Entre outubro e novembro, a médica carioca Manuela Tasca lançou um desafio a si mesma. Em meio aos preparativos para uma cirurgia auditiva do filho Luca, 5, ela resolveu fazer um desenho por dia, entre corujas, ursos e luas coloridas.
“Lulu está perdendo a audição gradativamente pelo acúmulo de muco nos ouvidos”, contou Manuela para seus seguidores no Instagram. “Para tornar a espera (pela cirurgia) mais leve, ocupar a minha mente e fazer algo produtivo, resolvi embarcar em um desafio criativo. (…) Os desenhos serão um presente para Lulu se divertir quando chegar ao hospital.”
Luca é portador da raríssima Síndrome de Jacobsen, identificada apenas em 1973 e que afeta uma criança a cada estimados 100 mil nascimentos — há registros de apenas cerca de 300 pessoas diagnosticadas no mundo inteiro.
A cirurgia auditiva (que correu bem) visava implantar tubos de ventilação nos ouvidos de Luca, para impedir o acúmulo de muco, que é comum entre portadores da síndrome.

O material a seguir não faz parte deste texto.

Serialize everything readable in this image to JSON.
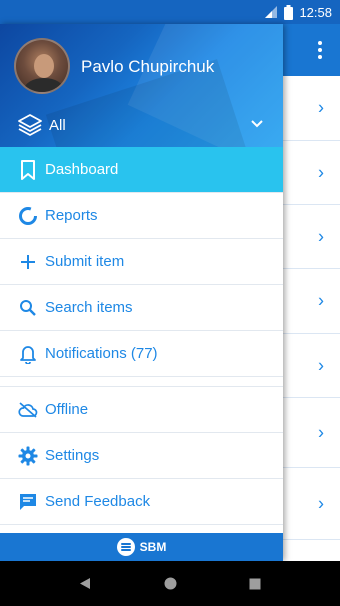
{
  "status_bar": {
    "time": "12:58"
  },
  "drawer": {
    "user_name": "Pavlo Chupirchuk",
    "account_selector": "All",
    "menu_primary": [
      {
        "label": "Dashboard",
        "icon": "bookmark-icon",
        "active": true
      },
      {
        "label": "Reports",
        "icon": "progress-circle-icon",
        "active": false
      },
      {
        "label": "Submit item",
        "icon": "plus-icon",
        "active": false
      },
      {
        "label": "Search items",
        "icon": "search-icon",
        "active": false
      },
      {
        "label": "Notifications (77)",
        "icon": "bell-icon",
        "active": false
      }
    ],
    "menu_secondary": [
      {
        "label": "Offline",
        "icon": "cloud-off-icon"
      },
      {
        "label": "Settings",
        "icon": "gear-icon"
      },
      {
        "label": "Send Feedback",
        "icon": "feedback-icon"
      }
    ],
    "footer_brand": "SBM"
  },
  "colors": {
    "accent": "#1e88e5",
    "active_item": "#29c3ee",
    "app_bar": "#1976d2",
    "status_bar": "#1565c0"
  }
}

Há outras questões relacionadas à condição, em diferentes graus: atrasos no desenvolvimento motor e cognitivo, dificuldades de fala e aprendizado, baixa imunidade, problemas cardíacos em cerca de metade dos casos e, em mais de 90% dos casos, uma disfunção de plaquetas no sangue que pode causar sangramentos excessivos no caso de ferimentos simples.
Parte dos portadores de Jacobsen (não é o caso de Luca) são, também, do espectro autista.

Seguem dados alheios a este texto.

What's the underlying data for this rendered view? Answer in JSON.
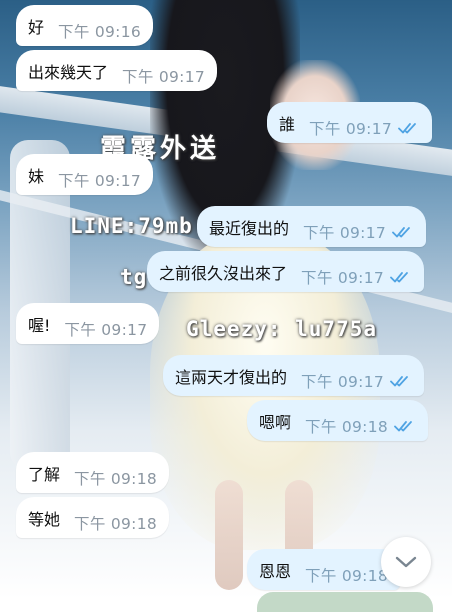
{
  "watermark": {
    "brand": "霞露外送",
    "line": "LINE:79mb",
    "tg": "tg",
    "gleezy": "Gleezy: lu775a"
  },
  "messages": [
    {
      "dir": "in",
      "text": "好",
      "time": "下午 09:16"
    },
    {
      "dir": "in",
      "text": "出來幾天了",
      "time": "下午 09:17"
    },
    {
      "dir": "out",
      "text": "誰",
      "time": "下午 09:17",
      "status": "read"
    },
    {
      "dir": "in",
      "text": "妹",
      "time": "下午 09:17"
    },
    {
      "dir": "out",
      "text": "最近復出的",
      "time": "下午 09:17",
      "status": "read"
    },
    {
      "dir": "out",
      "text": "之前很久沒出來了",
      "time": "下午 09:17",
      "status": "read"
    },
    {
      "dir": "in",
      "text": "喔!",
      "time": "下午 09:17"
    },
    {
      "dir": "out",
      "text": "這兩天才復出的",
      "time": "下午 09:17",
      "status": "read"
    },
    {
      "dir": "out",
      "text": "嗯啊",
      "time": "下午 09:18",
      "status": "read"
    },
    {
      "dir": "in",
      "text": "了解",
      "time": "下午 09:18"
    },
    {
      "dir": "in",
      "text": "等她",
      "time": "下午 09:18"
    },
    {
      "dir": "out",
      "text": "恩恩",
      "time": "下午 09:18"
    }
  ],
  "icons": {
    "read_receipt": "double-check-icon",
    "scroll_down": "chevron-down-icon"
  },
  "colors": {
    "incoming_bubble": "#ffffff",
    "outgoing_bubble": "#e3f3ff",
    "check": "#4fa3e3",
    "time": "#8b96a1"
  }
}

“Mas a história de Lulu não é triste. Ao contrário, a história de Lulu é cheia de amor e arte”, escreveu Manuela em 15 de dezembro de 2018, ao lançar sua conta de Instagram @artepralulu, no qual começou a postar os desenhos e gravuras que usa para melhorar sua própria comunicação com o filho: explicar-lhe sentimentos e conceitos do dia a dia, ampliar seu vocabulário e simplesmente entretê-lo.

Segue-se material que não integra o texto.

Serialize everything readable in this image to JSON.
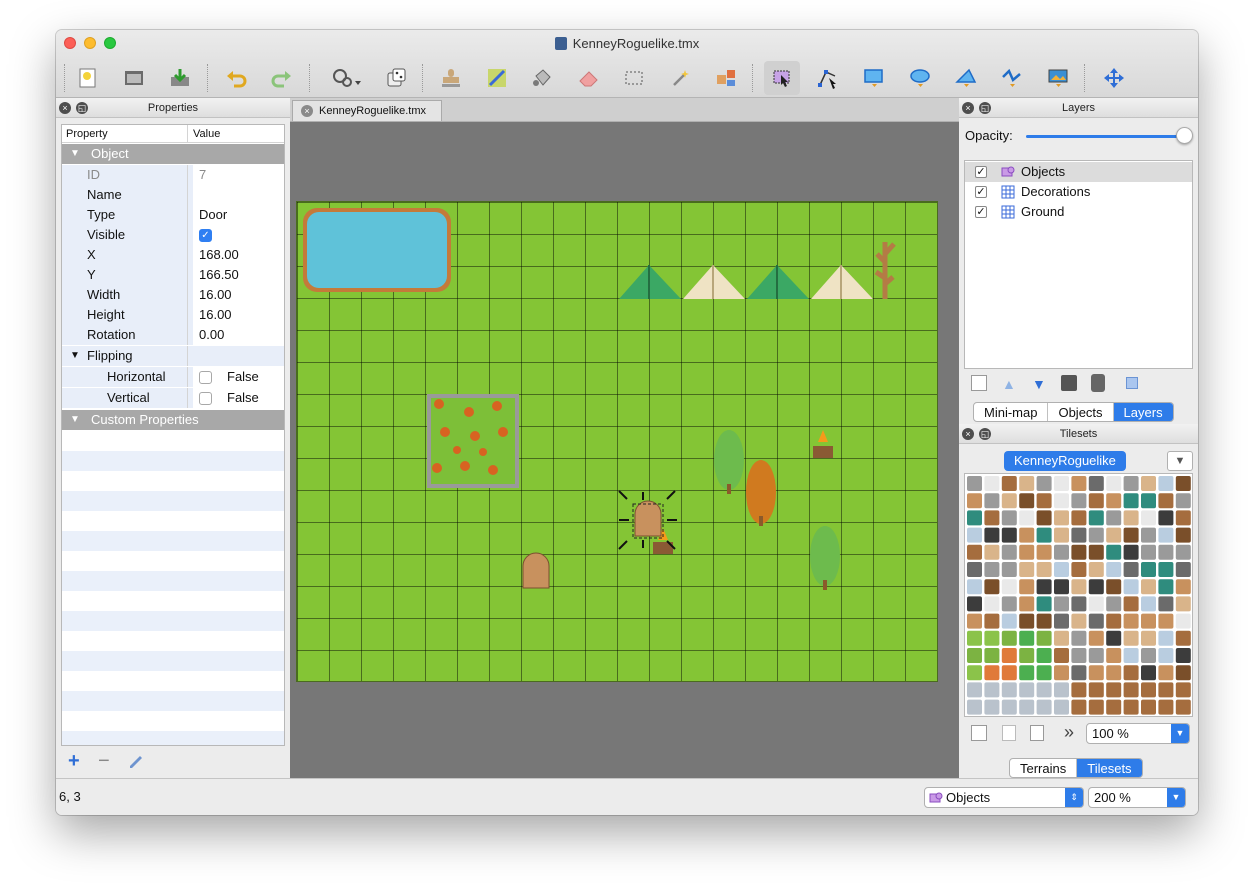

O barulho causado por um carro de bombeiros passando na rua, por exemplo, pode deixar Luca nervoso. Mas quando a mãe mostra a ele um desenho desse tipo de carro, Luca consegue associar os bombeiros ao motivo do seu incômodo. “O incômodo sensorial continua, mas ao saber de onde vem o barulho ele sabe melhor como lidar”, explica Manuela.
Os desenhos ajudam também a orientar Luca no cumprimento de tarefas muitas vezes desafiadoras com qualquer criança pequena, como seguir o horário das refeições ou do banho. E, para Manuela, eles também ajudaram seu filho a dar um salto de desenvolvimento no último ano, quando Luca passou a falar.
“Quando entendemos que ele é muito visual (em seu aprendizado), vimos que esse (o desenho) é um recurso que faz diferença”, conta ela à BBC News Brasil.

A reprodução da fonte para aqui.